Mr Bickley added: “This idea that we just have to keep looking abroad all the time to fill all our requirements is crazy.
“We need to make sure we use up the human capital that exists in this country and maximise its potential and then let’s attract as many people as makes sense from anywhere in the world.
“Not interested in the colour of their skin. Not interested in their religion. Not interested in their sexuality, don’t care. Not interested in their ethnicity.
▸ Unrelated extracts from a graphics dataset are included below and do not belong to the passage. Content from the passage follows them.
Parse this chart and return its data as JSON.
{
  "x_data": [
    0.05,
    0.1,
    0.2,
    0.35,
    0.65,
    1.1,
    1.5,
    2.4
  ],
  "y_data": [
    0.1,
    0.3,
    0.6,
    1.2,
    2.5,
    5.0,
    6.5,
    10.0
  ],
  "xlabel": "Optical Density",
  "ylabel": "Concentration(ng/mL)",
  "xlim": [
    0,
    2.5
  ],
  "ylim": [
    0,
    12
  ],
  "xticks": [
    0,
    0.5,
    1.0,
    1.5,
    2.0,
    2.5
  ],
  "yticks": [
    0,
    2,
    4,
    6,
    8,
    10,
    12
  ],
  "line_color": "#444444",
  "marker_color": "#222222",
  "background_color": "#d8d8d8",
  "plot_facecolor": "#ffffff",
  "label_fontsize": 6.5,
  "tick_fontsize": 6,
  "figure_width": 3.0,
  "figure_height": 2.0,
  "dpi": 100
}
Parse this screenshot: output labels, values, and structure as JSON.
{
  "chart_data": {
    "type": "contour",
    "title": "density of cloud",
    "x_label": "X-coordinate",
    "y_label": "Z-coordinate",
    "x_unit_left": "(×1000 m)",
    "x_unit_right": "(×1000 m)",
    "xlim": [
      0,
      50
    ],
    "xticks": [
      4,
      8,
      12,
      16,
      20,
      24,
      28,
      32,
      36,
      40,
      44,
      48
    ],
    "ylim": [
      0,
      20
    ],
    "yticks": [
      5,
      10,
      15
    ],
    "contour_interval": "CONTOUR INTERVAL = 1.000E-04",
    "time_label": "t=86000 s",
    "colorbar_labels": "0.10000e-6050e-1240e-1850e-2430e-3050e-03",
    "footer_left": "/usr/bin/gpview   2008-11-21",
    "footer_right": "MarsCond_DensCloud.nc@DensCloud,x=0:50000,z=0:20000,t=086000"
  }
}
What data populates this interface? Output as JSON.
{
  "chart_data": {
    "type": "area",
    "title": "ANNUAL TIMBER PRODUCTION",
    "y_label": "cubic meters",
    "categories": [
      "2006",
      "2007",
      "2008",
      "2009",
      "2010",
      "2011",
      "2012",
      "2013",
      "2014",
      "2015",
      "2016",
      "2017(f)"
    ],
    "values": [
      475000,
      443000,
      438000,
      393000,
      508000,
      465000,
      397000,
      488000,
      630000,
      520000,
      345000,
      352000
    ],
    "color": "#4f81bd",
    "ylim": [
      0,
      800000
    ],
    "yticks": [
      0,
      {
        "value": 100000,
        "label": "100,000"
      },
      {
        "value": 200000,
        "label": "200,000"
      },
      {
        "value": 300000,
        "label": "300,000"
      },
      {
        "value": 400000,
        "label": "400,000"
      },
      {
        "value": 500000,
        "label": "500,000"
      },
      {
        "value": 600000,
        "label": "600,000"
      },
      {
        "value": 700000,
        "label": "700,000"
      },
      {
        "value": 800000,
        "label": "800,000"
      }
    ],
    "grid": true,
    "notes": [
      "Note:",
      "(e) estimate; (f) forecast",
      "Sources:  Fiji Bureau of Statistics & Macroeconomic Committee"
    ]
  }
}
“If they can bring value to this country and it fits in with what we’re trying to achieve, great, welcome to Britain.”
People on Twitter mocked the policy no sooner than it had been announced:
Reading #ukip‘s policy on immigration is just beyond ludicrous. Good luck finding any English people wanting to pick fruit you loons
— Karl-Jonas Johansson (@Eggstones) May 8, 2017
@christopherhope @UKIP Can someone tell them that its not the 20s anymore
— Danny Macdonald (@DannyMac2794) May 8, 2017
@christopherhope @UKIP Seeing UKIP members might be out of jobs soon, good new career for them.
— Liberal Patriot (@LiberPatriot) May 8, 2017
Ukip’s pledge to pursue a zero net migration target is seen as a bid to put further pressure on the Conservatives, who are expected to maintain their policy to reduce migration numbers to the tens of thousands.
Mr Nuttall said net migration figures from last year showed a “city the size of Newcastle” came to the UK despite the Tory party pledge.
He said: “It has been the equivalent of a city the size of Birmingham over the past three years net.
“This is clearly unsustainable and it is clearly unfair, particularly to inner city communities.”
He argued it puts strain on the NHS, schools and other services.
Mr Nuttall went on: “Ukip will go in to this election with a policy of balanced migration, which means zero net immigration over the next five-year period.”